Germans of Yugoslavia
The Germans of Yugoslavia (German: Jugoslawiendeutsche, Croatian: Njemački Jugoslaveni, Serbian Cyrillic: Немачки Југословени, Nemački Jugosloveni), are people of German descent who live in Croatia, Serbia, Bosnia and Herzegovina, or Slovenia. The Germans of the former Yugoslavia include both Danube Swabians and Austrians. The largest German minority in the former Yugoslavia is found in Serbia.
History
Due to incursions of the Huns in Europe and the associated migration period in the 4th century, Germanic people migrated to the Danube and the Mediterranean as early as the year 375. The first Germans settled in areas of former Yugoslavia approximately 800 years ago. The majority of Germans in the area lived in the Danube basin between Hungary, Croatia and Serbia, and were known as Danube Swabians. The Danube Swabians developed their own distinct culture and dialect. There were most likely also German settlers on the Adriatic who were absorbed into the local population. Among the Danube Swabians, mixed marriages of Germans with Hungarians, Croatians, Serbians and Czechs were common.
Much of the history of the German community in former Yugoslavia, during and just after the Second World War, can best be described as a set of mutual massacres between Germans and Yugoslavs. During the war, the Nazi German government raised the 7th Waffen SS Volunteer Mountain Division, Prinz Eugen, from ethnic Germans living in the Serbian and Croatian regions of former Yugoslavia. Initially, the Germans were induced to volunteer, but as the war turned against Germany, they were conscripted, as occurred in other Eastern European German communities. This was one of the foremost German formations to fight Tito’s Communist Partisans, who were mostly Serbs, though other Yugoslav ethnic groups were also represented in its ranks. This unit had one of the worst records of human rights violations of any German formation, massacring civilians, particularly in the Bosnian and Dalmatian campaigns. For example, on September 16, 1941, the German Army High Command (OKW) issued an order that one hundred civilian hostages be executed for every German soldier killed, and fifty hostages executed for every German soldier wounded.

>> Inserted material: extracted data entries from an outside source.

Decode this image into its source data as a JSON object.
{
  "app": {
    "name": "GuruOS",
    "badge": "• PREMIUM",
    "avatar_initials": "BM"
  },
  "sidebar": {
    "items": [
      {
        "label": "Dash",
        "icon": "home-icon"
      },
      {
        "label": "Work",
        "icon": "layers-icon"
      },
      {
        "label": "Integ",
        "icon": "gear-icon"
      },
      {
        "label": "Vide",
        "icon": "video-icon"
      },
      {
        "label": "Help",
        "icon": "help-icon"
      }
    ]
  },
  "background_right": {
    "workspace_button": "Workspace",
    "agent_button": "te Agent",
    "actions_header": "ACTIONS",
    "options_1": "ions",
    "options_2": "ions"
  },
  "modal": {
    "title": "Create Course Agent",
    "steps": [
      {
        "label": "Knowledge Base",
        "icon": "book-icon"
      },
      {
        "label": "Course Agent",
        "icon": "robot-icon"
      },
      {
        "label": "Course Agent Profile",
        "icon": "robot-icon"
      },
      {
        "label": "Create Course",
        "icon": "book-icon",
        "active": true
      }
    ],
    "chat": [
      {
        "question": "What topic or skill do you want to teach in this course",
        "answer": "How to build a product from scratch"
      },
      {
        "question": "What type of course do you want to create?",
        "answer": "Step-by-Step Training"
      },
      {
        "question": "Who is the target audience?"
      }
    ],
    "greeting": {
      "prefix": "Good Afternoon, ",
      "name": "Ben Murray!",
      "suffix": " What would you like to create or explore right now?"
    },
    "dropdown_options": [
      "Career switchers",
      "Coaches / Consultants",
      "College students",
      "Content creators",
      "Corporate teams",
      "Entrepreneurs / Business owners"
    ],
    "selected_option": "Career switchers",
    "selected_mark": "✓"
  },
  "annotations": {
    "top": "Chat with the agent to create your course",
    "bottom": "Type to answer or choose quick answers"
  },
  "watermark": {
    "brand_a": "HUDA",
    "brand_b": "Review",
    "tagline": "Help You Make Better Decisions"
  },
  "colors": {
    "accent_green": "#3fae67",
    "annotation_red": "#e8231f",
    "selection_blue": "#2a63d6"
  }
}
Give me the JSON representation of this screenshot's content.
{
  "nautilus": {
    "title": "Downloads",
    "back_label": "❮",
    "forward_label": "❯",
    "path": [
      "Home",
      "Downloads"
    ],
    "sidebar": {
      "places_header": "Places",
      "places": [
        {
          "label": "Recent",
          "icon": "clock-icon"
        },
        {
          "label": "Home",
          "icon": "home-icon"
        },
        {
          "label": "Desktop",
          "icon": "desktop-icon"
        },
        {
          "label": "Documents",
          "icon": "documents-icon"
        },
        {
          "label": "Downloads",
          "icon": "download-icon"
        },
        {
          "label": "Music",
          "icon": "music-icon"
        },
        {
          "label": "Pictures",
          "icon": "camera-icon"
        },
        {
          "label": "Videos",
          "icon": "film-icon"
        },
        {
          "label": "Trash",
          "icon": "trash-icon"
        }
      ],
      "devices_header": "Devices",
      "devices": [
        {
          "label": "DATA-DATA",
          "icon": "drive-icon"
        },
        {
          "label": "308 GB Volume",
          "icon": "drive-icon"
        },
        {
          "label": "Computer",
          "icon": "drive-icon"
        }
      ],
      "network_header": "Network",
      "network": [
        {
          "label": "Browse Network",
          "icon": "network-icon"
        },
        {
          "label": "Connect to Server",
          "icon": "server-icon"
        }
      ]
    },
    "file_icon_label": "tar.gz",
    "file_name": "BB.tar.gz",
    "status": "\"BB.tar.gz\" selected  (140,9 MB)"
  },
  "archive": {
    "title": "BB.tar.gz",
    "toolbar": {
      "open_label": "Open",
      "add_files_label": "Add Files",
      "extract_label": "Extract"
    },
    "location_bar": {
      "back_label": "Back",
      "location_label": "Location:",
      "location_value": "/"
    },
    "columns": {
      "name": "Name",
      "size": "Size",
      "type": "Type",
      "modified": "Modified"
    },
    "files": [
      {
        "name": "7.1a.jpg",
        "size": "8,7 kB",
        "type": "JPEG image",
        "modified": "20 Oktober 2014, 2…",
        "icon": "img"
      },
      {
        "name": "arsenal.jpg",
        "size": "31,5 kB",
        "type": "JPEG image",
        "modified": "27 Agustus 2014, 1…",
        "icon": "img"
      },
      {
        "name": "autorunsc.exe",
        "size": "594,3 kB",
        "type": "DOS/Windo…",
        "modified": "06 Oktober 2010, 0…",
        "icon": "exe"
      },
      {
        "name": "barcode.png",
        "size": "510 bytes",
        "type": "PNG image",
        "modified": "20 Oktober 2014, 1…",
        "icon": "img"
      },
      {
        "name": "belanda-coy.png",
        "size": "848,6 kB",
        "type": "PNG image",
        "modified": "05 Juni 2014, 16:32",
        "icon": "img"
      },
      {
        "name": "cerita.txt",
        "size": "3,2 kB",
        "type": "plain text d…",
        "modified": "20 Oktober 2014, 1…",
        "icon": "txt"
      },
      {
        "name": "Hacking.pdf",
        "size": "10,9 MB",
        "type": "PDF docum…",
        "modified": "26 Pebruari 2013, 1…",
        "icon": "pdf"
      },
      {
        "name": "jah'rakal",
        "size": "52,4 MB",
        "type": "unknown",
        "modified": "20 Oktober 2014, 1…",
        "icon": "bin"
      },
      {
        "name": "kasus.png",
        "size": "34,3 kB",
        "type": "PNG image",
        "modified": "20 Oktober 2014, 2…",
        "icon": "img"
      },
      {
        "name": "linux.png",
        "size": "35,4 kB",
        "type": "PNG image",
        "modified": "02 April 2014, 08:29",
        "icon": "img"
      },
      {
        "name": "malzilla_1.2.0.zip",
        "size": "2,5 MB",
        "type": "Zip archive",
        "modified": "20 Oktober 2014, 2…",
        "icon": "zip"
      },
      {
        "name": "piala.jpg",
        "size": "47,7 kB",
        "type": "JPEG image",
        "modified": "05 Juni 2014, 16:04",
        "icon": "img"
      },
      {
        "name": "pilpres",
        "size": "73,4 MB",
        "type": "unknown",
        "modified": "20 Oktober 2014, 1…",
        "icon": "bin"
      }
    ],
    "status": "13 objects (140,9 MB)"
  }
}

At the end of the war, in retribution, Partisan bands engaged in massacres of ethnic Germans, primarily in the Province of Vojvodina in present-day Serbia. Villages were wiped out, with the inhabitants either killed or forced into concentration camps, where many died of hunger or disease. As justification for their actions to eliminate the German minority in Yugoslavia, the Partisans applied the principle of collective guilt to the German ethnic group for the atrocities of the Nazi regime. Although these acts of collective punishment could not be characterized as genocide, because “the intent to destroy in whole or in part, a national, ethnical, racial, or religious group, as such” (partial definition of genocide from the 1948 United Nations Convention on the Prevention of Genocide.) would be difficult to substantiate. Nevertheless, some of their actions appeared to meet the definition of genocide. They were, in any event, clearly crimes against humanity according to the articles of the 1949 Fourth Geneva Convention, which defines collective punishment as a war crime.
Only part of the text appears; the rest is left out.